I think it would be helpful to clarify that.

> 
>> 
>> (2) The constructions "MUST ... (absent explicit policy/configuration
>> otherwise)" are problematic. I'm assuming these are meant to be SHOULDs.
>> 
> 
> [Med] I checked this wording with Ben.  

Ok, perhaps he can comment then.

> 
>> = Section 13.1 =
>> 
>> I don't understand why RFC 7951 is a normative reference but
>> draft-ietf-core-yang-cbor is an informative reference.
> 
> [Med] We used to have both as informative references, but unless I'm mistaken 7951 was moved to normative so that at least one method is supported.

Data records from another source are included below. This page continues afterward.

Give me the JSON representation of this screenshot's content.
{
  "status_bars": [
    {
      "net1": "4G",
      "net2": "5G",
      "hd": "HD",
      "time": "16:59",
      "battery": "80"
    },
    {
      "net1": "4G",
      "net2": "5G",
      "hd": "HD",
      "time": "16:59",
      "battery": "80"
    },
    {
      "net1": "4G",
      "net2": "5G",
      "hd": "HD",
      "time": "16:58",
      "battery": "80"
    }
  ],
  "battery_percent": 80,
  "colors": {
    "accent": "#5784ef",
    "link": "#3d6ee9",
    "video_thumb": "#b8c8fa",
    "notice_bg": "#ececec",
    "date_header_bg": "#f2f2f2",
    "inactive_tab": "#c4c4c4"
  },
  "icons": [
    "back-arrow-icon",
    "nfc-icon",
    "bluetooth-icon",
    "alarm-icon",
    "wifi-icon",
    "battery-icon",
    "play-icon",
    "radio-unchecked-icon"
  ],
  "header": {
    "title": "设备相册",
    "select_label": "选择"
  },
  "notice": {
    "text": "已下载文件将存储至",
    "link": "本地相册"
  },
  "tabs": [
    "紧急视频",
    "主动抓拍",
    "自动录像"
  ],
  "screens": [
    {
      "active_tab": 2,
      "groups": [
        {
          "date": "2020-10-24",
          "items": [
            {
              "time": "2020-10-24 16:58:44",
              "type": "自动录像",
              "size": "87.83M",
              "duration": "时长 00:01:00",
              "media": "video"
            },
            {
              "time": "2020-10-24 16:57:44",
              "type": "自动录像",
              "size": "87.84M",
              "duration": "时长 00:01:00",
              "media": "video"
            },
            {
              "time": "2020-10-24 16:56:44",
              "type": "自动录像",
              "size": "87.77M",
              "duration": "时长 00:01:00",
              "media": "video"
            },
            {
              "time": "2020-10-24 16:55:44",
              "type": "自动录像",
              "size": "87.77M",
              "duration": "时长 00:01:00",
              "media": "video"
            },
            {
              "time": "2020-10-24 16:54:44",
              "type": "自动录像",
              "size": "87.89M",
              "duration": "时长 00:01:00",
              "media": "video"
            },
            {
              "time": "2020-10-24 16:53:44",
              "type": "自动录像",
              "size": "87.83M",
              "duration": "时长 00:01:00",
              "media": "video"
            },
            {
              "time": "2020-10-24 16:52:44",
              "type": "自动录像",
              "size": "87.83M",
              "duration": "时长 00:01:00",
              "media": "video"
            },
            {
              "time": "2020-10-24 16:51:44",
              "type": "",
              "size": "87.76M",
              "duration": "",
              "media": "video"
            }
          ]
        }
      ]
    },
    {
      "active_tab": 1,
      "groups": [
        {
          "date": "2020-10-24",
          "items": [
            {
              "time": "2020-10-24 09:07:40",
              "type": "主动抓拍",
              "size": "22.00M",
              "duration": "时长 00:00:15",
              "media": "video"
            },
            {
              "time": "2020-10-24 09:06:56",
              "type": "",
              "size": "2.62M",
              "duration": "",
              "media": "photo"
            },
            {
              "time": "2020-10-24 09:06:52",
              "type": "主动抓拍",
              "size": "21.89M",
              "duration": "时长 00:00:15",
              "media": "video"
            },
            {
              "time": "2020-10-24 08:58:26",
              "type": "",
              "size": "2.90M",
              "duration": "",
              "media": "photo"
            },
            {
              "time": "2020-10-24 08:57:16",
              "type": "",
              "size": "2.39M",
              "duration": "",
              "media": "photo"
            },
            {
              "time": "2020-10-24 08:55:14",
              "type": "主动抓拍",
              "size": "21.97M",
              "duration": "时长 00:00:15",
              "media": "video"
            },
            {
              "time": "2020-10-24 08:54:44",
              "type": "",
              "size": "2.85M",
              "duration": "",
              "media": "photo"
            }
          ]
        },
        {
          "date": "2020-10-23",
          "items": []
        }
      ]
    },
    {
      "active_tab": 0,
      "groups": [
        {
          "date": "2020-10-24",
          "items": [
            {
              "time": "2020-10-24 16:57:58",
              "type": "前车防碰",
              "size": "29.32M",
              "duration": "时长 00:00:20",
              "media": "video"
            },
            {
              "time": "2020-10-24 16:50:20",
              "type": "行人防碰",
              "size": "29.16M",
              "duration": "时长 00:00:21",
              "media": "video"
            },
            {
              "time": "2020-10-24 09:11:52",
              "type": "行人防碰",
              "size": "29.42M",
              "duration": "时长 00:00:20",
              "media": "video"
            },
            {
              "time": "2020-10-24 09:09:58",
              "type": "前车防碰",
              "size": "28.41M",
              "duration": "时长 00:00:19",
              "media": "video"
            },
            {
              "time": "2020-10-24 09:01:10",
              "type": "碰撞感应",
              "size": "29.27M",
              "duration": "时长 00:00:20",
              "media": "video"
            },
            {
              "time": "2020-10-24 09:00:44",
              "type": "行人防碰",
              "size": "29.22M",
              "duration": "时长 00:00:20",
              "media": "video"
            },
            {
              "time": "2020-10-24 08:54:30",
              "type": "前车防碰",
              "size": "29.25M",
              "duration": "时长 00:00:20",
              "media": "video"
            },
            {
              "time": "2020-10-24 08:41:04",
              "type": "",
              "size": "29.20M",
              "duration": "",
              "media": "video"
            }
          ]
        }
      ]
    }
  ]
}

This is being discussed in another thread, but if that is the case the normative requirement text needs to change too.

Thanks,
Alissa

> 
>> 
>> 
>> ----------------------------------------------------------------------
>> COMMENT:
>> ----------------------------------------------------------------------
>> 
>> = Section 4.4.1 =
>> 
>> "The 'cuid' is intended to be stable when communicating with a
>>      given DOTS server, i.e., the 'cuid' used by a DOTS client SHOULD
>>      NOT change over time. "
>> 
>> Why is this the recommended behavior?
>> 
> 
> [Med] because all resources/state of a DOTS client are bound to this identifier.